If Venezuelan oil minister Eulogio del Pino seems more than a little harried these days as he trudges from Moscow to Riyadh in search of a deal to trim oil production, it is understandable.
Mr. del Pino, a media-shy engineer who also heads the troubled state oil giant Petroleos de Venezuela SA, is on a desperate mission. Without a co-ordinated reduction of supply by fellow members of the Organization of Petroleum Exporting Countries, and key non-members such as Russia, crude prices are likely to remain weak and Venezuela's prospects even bleaker.
Every oil-dependent nation is suffering mightily from the hammer blows inflicted by lower crude prices. But Venezuela was a basket case even before the steep oil slide, with its economy in tatters, inflation skyrocketing and enormous public debt becoming unmanageable.
When it comes to sheer misery, in fact, none comes close to matching Venezuela. Literally.
Venezuela topped the global misery index, which combines inflation and unemployment, by a huge margin in 2015. And estimates drawn from surveys of economists by Bloomberg indicate it will have no challengers again this year, as consumer shortages worsen and price rises climb well into the triple digits. The official jobless rate is likely to remain below 8 per cent, but there are only so many unproductive government and oil-sector jobs to go around.
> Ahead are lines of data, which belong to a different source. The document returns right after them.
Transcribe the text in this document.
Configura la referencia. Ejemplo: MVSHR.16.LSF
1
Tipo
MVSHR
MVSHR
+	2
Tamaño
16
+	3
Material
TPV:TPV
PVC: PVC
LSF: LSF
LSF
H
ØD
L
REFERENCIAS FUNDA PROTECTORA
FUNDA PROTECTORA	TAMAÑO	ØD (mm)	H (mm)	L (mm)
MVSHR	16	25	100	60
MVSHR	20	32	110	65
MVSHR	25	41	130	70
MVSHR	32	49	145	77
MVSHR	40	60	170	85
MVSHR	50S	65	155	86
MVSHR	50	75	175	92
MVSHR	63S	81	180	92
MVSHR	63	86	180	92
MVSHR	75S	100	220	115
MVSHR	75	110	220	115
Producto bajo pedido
Among overstretched oil exporters, "Venezuela will probably be the first big domino to fall," Ricardo Hausmann, director of the Harvard Center for International Development, opined in a Financial Times commentary last week.
"Domestically, the most likely scenario is an imminent economic collapse and a humanitarian crisis," Prof. Hausmann, a former Venezuelan planning minister and staunch opponent of socialist President Nicolas Maduro, says. Externally, he sees "the largest and messiest emerging market sovereign default since the Argentine crisis of 2001."
Venezuela faces debt repayments of nearly $16-billion (U.S.) by the end of this year, which exceeds its total foreign reserves. About $3-billion in interest alone is due this quarter, sparking worries about a default – something late president Hugo Chavez did not contemplate at the height of his anti-Western diatribes. But then, Mr. Chavez could count on high oil prices – and large Chinese investments, development loans and other assistance – to help paper over his disastrous economic policies. Oil still accounts for well above 90 per cent of exports. But the steep fall in price has crippled the country's ability to pay for imports of food, medicines and other essentials, making life miserable for officials in other ways.
Caracas, for instance, sends oil to China to cover debt obligations. The price decline means bigger shipments are necessary to meet the interest tab. Even if oil holds steady from here, Venezuela would have to ship the Chinese nearly 800,000 barrels a day, up from just under 230,000 when oil was at $100 (U.S.), Alejandro Arreaza, a Latin America economist with Barclays, calculated in a report last week. He predicts all exports this year will total only $27-billion, a steep drop from $75-billion in 2014.
The government was shipping more than the required amount to Beijing, which was paying market rates for the excess. Now, the Venezuelans face cutting exports to the United States and other paying customers to have enough oil to satisfy the Chinese. The alternatives would be to restructure the debt, boost production or obtain new loans. The Chinese would be happy to provide more money. But the conditions would be more onerous. And there is no chance the Maduro government would ramp up production, even if its problem-plagued oil companies could deliver.
"We think a restructuring is more likely than the disbursement of new money," Mr. Arreaza concluded.
After his meeting with Saudi oil minister Ali al-Naimi, Mr. del Pino pronounced the discussion "productive." Which does not sound like less production is imminent.
From here, Venezuela's already dismal economic and fiscal outlook will only worsen.